Andrés Lugo Morán, médico toxicológico en Miami, hace referencia a una cifra que ha sido validada por la propia OMS. En el caso de Estados Unidos, dicho aumento está relacionado con el creciente uso de antibióticos para animales, sobre todo para peces, por parte de enfermos. Un informe de septiembre de 2020, que tomó como referencia más de dos mil comentarios online, concluyó que la práctica está más que extendida en el país y que el principal motivo es puramente económico. Christopher Payne muestra a cámara los tarros de medicamentos para peces que emplea cotidianamente desde hace más de cuatro años mientras me cuenta que su madre y algunas de sus amigas también han empezado a tomar las pastillas tras su recomendación: «No tengo seguro, así que sólo ir al médico me cuesta 120 dólares la visita y además ya gasto 77 dólares en mis medicamentos con descuentos en las prescripciones. Si tuviera que gastar otros 150 dólares en cada tarro de antibióticos, no llegaría a final de mes». Teri es enfermera residente en Nueva York y confirma que lleva haciéndolo desde hace 13 años. Sabe que tanto médicos como autoridades sanitarias tildan la práctica de peligrosa porque, entre otras cosas, los medicamentos para animales suelen tener una composición química o una pureza de producto diferente a aquellos comercializados y regulados para humanos:
Entiendo que haya preocupación por la seguridad de estos medicamentos, yo también la tengo, pero, sinceramente, creo que deberían estar más preocupados por el hecho de que el mismo antibiótico para un animal cueste 20 dólares y para el dueño cientos de ellos. Es algo que me vuelve loca. Yo entiendo y hasta me parece bien que las farmacéuticas obtengan beneficios porque además tienen que invertir en investigación, pero ¿de verdad tienen que obtener tanto lucro como para que la gente no pueda permitirse comprar sus productos en el país comúnmente conocido como el mejor del mundo?

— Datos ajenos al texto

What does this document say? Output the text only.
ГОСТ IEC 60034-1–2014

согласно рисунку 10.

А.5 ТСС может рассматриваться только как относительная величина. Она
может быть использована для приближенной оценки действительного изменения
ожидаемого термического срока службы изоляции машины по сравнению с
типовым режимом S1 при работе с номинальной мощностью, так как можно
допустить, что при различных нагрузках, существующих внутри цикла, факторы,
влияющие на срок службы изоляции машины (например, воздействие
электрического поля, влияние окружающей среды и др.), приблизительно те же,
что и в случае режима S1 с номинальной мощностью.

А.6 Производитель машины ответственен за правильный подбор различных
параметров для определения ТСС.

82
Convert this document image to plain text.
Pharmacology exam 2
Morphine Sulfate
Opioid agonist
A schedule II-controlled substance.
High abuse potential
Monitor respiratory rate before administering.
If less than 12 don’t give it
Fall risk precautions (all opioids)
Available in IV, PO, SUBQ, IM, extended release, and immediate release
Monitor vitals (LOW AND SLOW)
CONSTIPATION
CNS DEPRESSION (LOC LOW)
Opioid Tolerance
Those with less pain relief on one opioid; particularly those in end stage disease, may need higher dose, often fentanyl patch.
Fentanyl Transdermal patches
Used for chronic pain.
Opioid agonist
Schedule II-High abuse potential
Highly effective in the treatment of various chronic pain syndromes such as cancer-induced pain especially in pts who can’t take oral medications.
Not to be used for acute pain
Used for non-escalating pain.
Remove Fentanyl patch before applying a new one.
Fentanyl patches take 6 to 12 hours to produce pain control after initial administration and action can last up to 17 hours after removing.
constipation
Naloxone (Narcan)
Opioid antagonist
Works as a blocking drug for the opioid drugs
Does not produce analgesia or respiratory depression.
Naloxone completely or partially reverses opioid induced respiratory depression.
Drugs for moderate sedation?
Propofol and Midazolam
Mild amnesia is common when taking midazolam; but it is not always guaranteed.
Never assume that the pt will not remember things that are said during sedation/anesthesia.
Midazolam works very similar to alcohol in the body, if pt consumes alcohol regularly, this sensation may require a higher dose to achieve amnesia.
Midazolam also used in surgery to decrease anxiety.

Sólo en 2018, los estadounidenses gastaron 535 mil millones de dólares en medicamentos recetados. Un aumento del 50% desde el año 2010, muy por delante de la inflación y debido a los precios impuestos por las farmacéuticas, cuyos beneficios también se han disparado. La no asequibilidad se extiende incluso al uso de vacunas. Pongamos como ejemplo la de la gripe, pese a tener un coste bastante bajo. En el invierno de 2017-2018 murieron por ese motivo en Estados Unidos unas 80 mil personas, una cifra nunca vista en décadas. Mientras, la cobertura general de vacunación se mantuvo igual, en menos de la mitad de la población. Lo más preocupante para los funcionarios fue una caída en la cobertura entre los niños más pequeños. La incoherencia además reside en lo siguiente: las vacunas, junto con la sangre, son dos de las exportaciones estadounidenses más preciadas.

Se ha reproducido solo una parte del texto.